O Instituto Butantan submeteu pedido de autorização à Agência Nacional de Vigilância Sanitária (Anvisa) para o início dos testes clínicos com o soro anti-SARS-CoV-2 desenvolvido pela instituição. Composto de anticorpos que reconhecem diferentes partes das proteínas virais, o produto foi desenvolvido em apenas cinco meses. Já foram produzidas 3 mil unidades do soro para os testes com pacientes e outras 3 mil estão prontas para serem envasadas.
“Submetemos à Anvisa um dossiê de desenvolvimento clínico desse produto e devemos receber ainda hoje as observações da agência em relação a esse pedido. Estamos aguardando para começar um estudo clínico com pacientes transplantados de rim, com doutor [José Osmar] Medina no Hospital do Rim, e pacientes com comorbidade, com o doutor Esper [Kallás] no Hospital das Clínicas [da Faculdade de Medicina da Universidade de São Paulo]”, disse Dimas Tadeu Covas, diretor do Instituto Butantan, em coletiva realizada nesta sexta-feira (05/03).

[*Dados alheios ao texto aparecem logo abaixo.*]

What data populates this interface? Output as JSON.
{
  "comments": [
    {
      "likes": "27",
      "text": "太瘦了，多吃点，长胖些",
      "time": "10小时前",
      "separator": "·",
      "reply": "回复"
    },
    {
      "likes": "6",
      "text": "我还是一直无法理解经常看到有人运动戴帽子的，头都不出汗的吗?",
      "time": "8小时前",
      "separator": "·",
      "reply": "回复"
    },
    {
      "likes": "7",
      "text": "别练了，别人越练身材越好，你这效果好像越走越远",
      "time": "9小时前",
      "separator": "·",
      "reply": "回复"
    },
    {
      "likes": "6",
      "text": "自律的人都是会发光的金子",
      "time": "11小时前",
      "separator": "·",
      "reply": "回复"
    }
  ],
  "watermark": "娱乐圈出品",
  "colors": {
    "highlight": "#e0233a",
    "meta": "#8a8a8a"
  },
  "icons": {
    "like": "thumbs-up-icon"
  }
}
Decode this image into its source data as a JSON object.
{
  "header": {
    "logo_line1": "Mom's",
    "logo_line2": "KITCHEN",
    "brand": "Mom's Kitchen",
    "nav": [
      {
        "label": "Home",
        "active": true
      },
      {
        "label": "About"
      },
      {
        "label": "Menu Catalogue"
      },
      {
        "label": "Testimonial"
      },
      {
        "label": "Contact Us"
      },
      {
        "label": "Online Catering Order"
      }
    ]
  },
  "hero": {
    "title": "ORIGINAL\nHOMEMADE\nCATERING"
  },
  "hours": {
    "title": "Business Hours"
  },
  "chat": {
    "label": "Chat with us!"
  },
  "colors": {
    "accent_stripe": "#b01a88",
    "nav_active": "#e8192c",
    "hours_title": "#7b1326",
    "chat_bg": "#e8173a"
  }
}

O soro é obtido a partir da inoculação, em cavalos, do vírus inteiro, inativado por radiação graças a uma parceria com o Instituto de Pesquisas Energéticas e Nucleares (Ipen). Quando recebem o vírus, os animais produzem anticorpos para combatê-lo. O plasma sanguíneo, repleto dessas proteínas, é então extraído e passa por diferentes processamentos, além de purificação e controle de qualidade. O produto que vai nas ampolas é composto apenas de anticorpos, que por sua vez reconhecem proteínas presentes no vírus e, assim, podem impedir que ele se replique no organismo.

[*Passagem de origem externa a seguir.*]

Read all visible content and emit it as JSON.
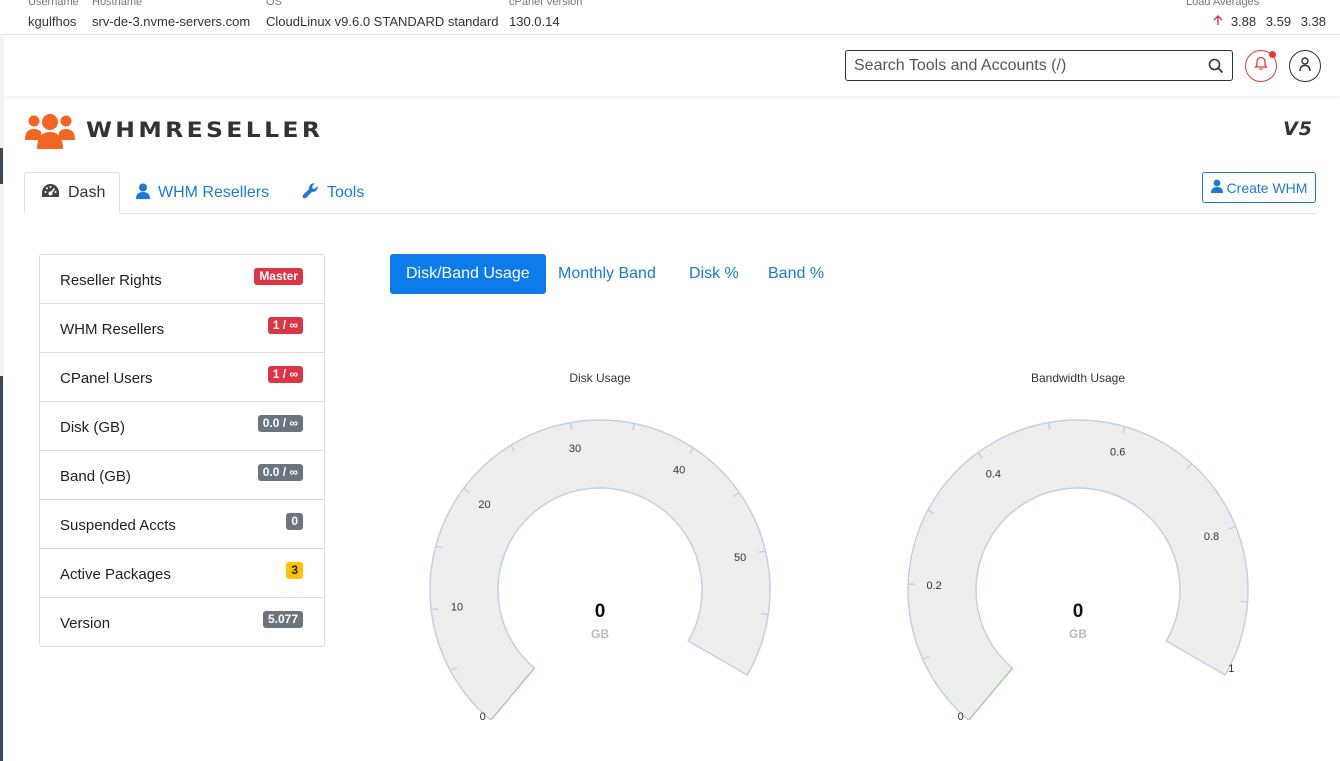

“Antes de injetar o vírus em animais, nós constatamos que, mesmo inativado, a sua composição proteica estava mantida, ou seja, todas as proteínas conhecidas como importantes para gerar resposta imune estavam preservadas. Assim, obteve-se um produto policlonal, em que há uma gama de anticorpos contra diferentes epítopos das proteínas virais. Espera-se que essa estratégia seja eficiente em reconhecer o vírus de forma mais abrangente do que, por exemplo, anticorpos dirigidos para apenas uma porção restrita de uma proteína. Isso pode ser uma vantagem no combate às novas variantes do vírus”, explica à Agência FAPESP Ana Marisa Chudzinski-Tavassi, diretora de inovação do Instituto Butantan e responsável pelo desenvolvimento do soro.

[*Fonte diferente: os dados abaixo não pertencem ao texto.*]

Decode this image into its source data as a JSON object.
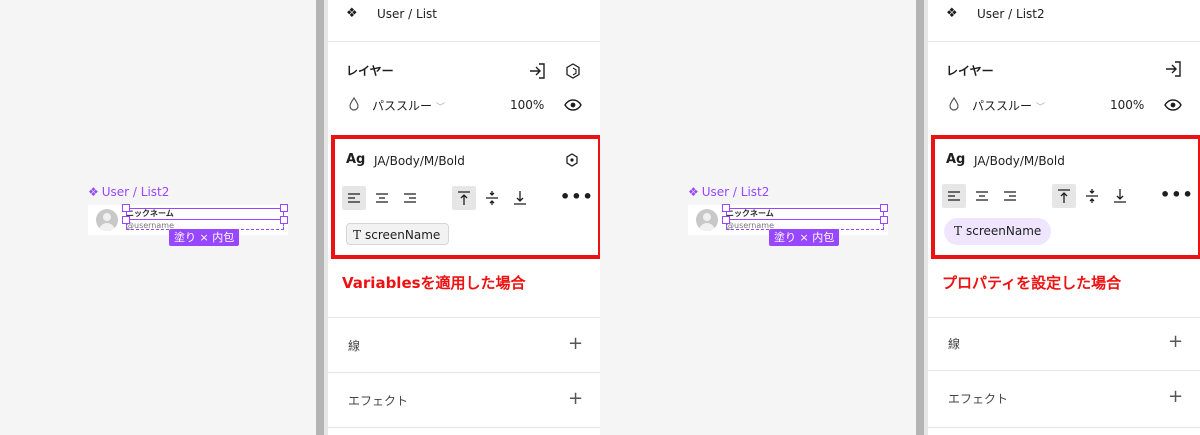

A pesquisadora coordena o Centro de Excelência para Descoberta de Alvos Moleculares (CENTD), um Centro de Pesquisa em Engenharia (CPE) constituído pela FAPESP e pela farmacêutica GlaxoSmithKline no Instituto Butantan.

A geração e a inativação dos isolados virais ocorreram no âmbito do projeto “Infecção por Coronavírus (SARS-Cov2) em modelos celulares humanos: busca por estratégias terapêuticas”, financiado pela FAPESP.